DR.R. NAVEENA,DR. YOGALAKSHMI,DR.V. RAMYA
DOI: https://doi.org/Qualitative platelet disorders, whether intrinsic or extrinsic, present significant diagnostic challenges due to their diverse manifestations and complex underlying mechanisms. Conventional aggregation testing methods are labor-intensive, require skilled personnel, and are time-consuming, thereby, delaying diagnosis and limiting timely intervention. To address these challenges, automated hemostasis analyzers have emerged as a valuable solution, enabling faster diagnostics and promoting quicker recovery through early ascertainment and holistic management.

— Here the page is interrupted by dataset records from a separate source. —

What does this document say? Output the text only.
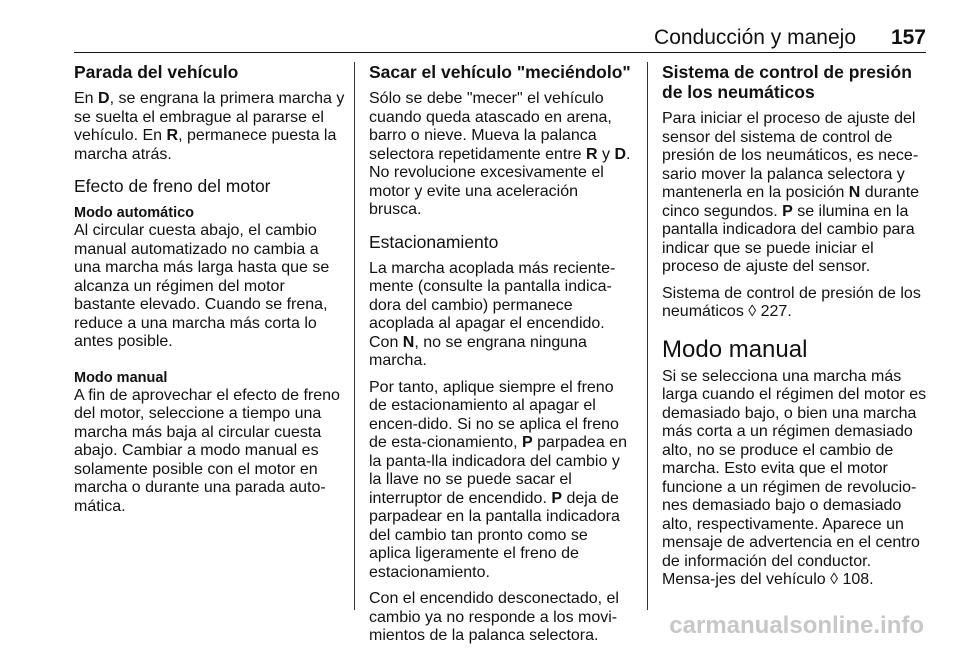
Conducción y manejo 157
Parada del vehículo

En D, se engrana la primera marcha y se suelta el embrague al pararse el vehículo. En R, permanece puesta la marcha atrás.

Efecto de freno del motor
Modo automático

Al circular cuesta abajo, el cambio manual automatizado no cambia a una marcha más larga hasta que se alcanza un régimen del motor bastante elevado. Cuando se frena, reduce a una marcha más corta lo antes posible.

Modo manual

A fin de aprovechar el efecto de freno del motor, seleccione a tiempo una marcha más baja al circular cuesta abajo. Cambiar a modo manual es solamente posible con el motor en marcha o durante una parada auto-mática.

Sacar el vehículo "meciéndolo"

Sólo se debe "mecer" el vehículo cuando queda atascado en arena, barro o nieve. Mueva la palanca selectora repetidamente entre R y D. No revolucione excesivamente el motor y evite una aceleración brusca.

Estacionamiento

La marcha acoplada más reciente-mente (consulte la pantalla indica-dora del cambio) permanece acoplada al apagar el encendido. Con N, no se engrana ninguna marcha.

Por tanto, aplique siempre el freno de estacionamiento al apagar el encen-dido. Si no se aplica el freno de esta-cionamiento, P parpadea en la panta-lla indicadora del cambio y la llave no se puede sacar el interruptor de encendido. P deja de parpadear en la pantalla indicadora del cambio tan pronto como se aplica ligeramente el freno de estacionamiento.

Con el encendido desconectado, el cambio ya no responde a los movi-mientos de la palanca selectora.

Sistema de control de presión de los neumáticos

Para iniciar el proceso de ajuste del sensor del sistema de control de presión de los neumáticos, es nece-sario mover la palanca selectora y mantenerla en la posición N durante cinco segundos. P se ilumina en la pantalla indicadora del cambio para indicar que se puede iniciar el proceso de ajuste del sensor.

Sistema de control de presión de los neumáticos ◊ 227.

Modo manual

Si se selecciona una marcha más larga cuando el régimen del motor es demasiado bajo, o bien una marcha más corta a un régimen demasiado alto, no se produce el cambio de marcha. Esto evita que el motor funcione a un régimen de revolucio-nes demasiado bajo o demasiado alto, respectivamente. Aparece un mensaje de advertencia en el centro de información del conductor. Mensa-jes del vehículo ◊ 108.

carmanualsonline.info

Objective: This investigation aims to evaluate the diagnostic precision and clinical utility of an automated platelet aggregation platform in identifying intrinsic and extrinsic thrombocyte abnormalities.

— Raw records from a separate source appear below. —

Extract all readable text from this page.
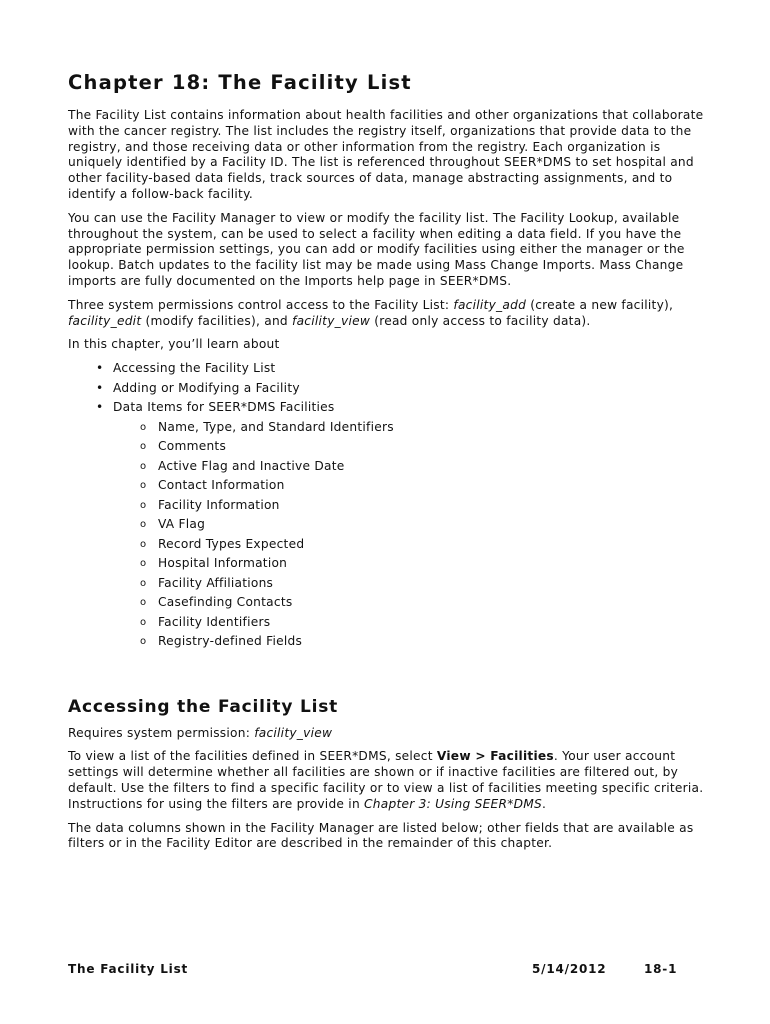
Chapter 18: The Facility List

The Facility List contains information about health facilities and other organizations that collaborate with the cancer registry. The list includes the registry itself, organizations that provide data to the registry, and those receiving data or other information from the registry. Each organization is uniquely identified by a Facility ID. The list is referenced throughout SEER*DMS to set hospital and other facility-based data fields, track sources of data, manage abstracting assignments, and to identify a follow-back facility.

You can use the Facility Manager to view or modify the facility list. The Facility Lookup, available throughout the system, can be used to select a facility when editing a data field. If you have the appropriate permission settings, you can add or modify facilities using either the manager or the lookup. Batch updates to the facility list may be made using Mass Change Imports. Mass Change imports are fully documented on the Imports help page in SEER*DMS.

Three system permissions control access to the Facility List: facility_add (create a new facility), facility_edit (modify facilities), and facility_view (read only access to facility data).

In this chapter, you’ll learn about

• Accessing the Facility List
• Adding or Modifying a Facility
• Data Items for SEER*DMS Facilities
o Name, Type, and Standard Identifiers
o Comments
o Active Flag and Inactive Date
o Contact Information
o Facility Information
o VA Flag
o Record Types Expected
o Hospital Information
o Facility Affiliations
o Casefinding Contacts
o Facility Identifiers
o Registry-defined Fields
Accessing the Facility List

Requires system permission: facility_view

To view a list of the facilities defined in SEER*DMS, select View > Facilities. Your user account settings will determine whether all facilities are shown or if inactive facilities are filtered out, by default. Use the filters to find a specific facility or to view a list of facilities meeting specific criteria. Instructions for using the filters are provide in Chapter 3: Using SEER*DMS.

The data columns shown in the Facility Manager are listed below; other fields that are available as filters or in the Facility Editor are described in the remainder of this chapter.

The Facility List	5/14/2012	18-1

Methods: Using Hospital Based Diagnostic Study, Cases with suspected bleeding disorders and Cases who were already on Anti-Platelet Treatment (APT) (n-50) were analyzed using an automated aggregometer, Automated LTA method has been developed by Sysmex (Kobe, Japan) on a routine coagulation analyzer (CS-2400). Comparative assessment was performed against manual light transmission aggregometry and clinical history to establish concordance and sensitivity.

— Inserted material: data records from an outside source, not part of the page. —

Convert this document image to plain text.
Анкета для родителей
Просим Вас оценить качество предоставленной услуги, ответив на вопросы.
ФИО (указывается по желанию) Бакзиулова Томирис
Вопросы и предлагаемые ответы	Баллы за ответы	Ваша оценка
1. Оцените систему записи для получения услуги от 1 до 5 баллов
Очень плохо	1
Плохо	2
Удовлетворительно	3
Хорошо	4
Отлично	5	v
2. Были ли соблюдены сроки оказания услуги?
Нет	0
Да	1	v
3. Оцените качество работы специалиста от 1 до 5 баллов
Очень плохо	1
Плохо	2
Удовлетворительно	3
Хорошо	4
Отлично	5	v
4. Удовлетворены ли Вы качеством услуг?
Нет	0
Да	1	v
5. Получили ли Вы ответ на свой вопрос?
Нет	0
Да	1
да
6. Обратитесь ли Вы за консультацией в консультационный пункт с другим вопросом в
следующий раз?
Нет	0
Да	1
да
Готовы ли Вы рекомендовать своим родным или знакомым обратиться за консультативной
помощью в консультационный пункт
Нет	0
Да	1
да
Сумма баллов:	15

Results: Individuals with suspected bleeding disorders (n=25) were younger (mean age 42.3 ± 11.2) and more likely female (52%) compared to those on antiplatelet therapy (n=25; mean age 64.7 ± 8.9, 72% male). Group A showed more mucocutaneous (68% vs. 12%) and surgical bleeding (36% vs. 8%). Both groups had normal platelet counts (210 ± 35 vs. 198 ± 29 ×10⁹/L).Diagnostic agreement between Lumi-LTA and CS-2400 was high (overall 90%), with perfect concordance for aspirin effect and normal function (100%), and slightly lower for PSD (83.3%) and δ-SPD (87.5%). On the CS-2400, aggregation amplitudes and detection rates were highest for ristocetin (70 ± 9%, 98%) and collagen (67 ± 10%, 96%), and lower for ADP (55 ± 12%, 94%), epinephrine (43 ± 15%, 88%), and arachidonic acid (32 ± 18%, 76%). APAL and CPAL scores in healthy controls (n=19) were 9.7 (8.8–10.0) and 10.0 (10.0–10.0). Patients on antiplatelet drugs (n=28) had lower scores: APAL 6.4 (5.9–8.0), CPAL 7.1 (5.7–8.5), both p<0.001. ASA-only users had APAL 8.9 (8.0–9.7, p=0.362), CPAL 6.7 (6.2–7.2, p<0.001); combined ASA+Plavix showed the largest drop (APAL 6.2, CPAL 4.7, both p<0.001). Congenital PFD (n=18) had lower aggregation with collagen (38% vs. 72%), U46619 (0.5 μM: 12% vs. 58%), TRAP (22% vs. 45%), and arachidonic acid (28% vs. 66%), all p<0.05 relative to acquired PFD (n=32). ATP release and granule content (serotonin 0.18 vs. 0.36; ADP 0.62 vs. 2.12) were significantly lower, and ATP/ADP higher (7.06 vs. 1.98, p=0.002)
Conclusion: Automated platelet aggregation analysis provides a robust, standardized alternative. Its adoption can enhance diagnostic consistency and support timely clinical decision-making, especially in high-throughput laboratory environments.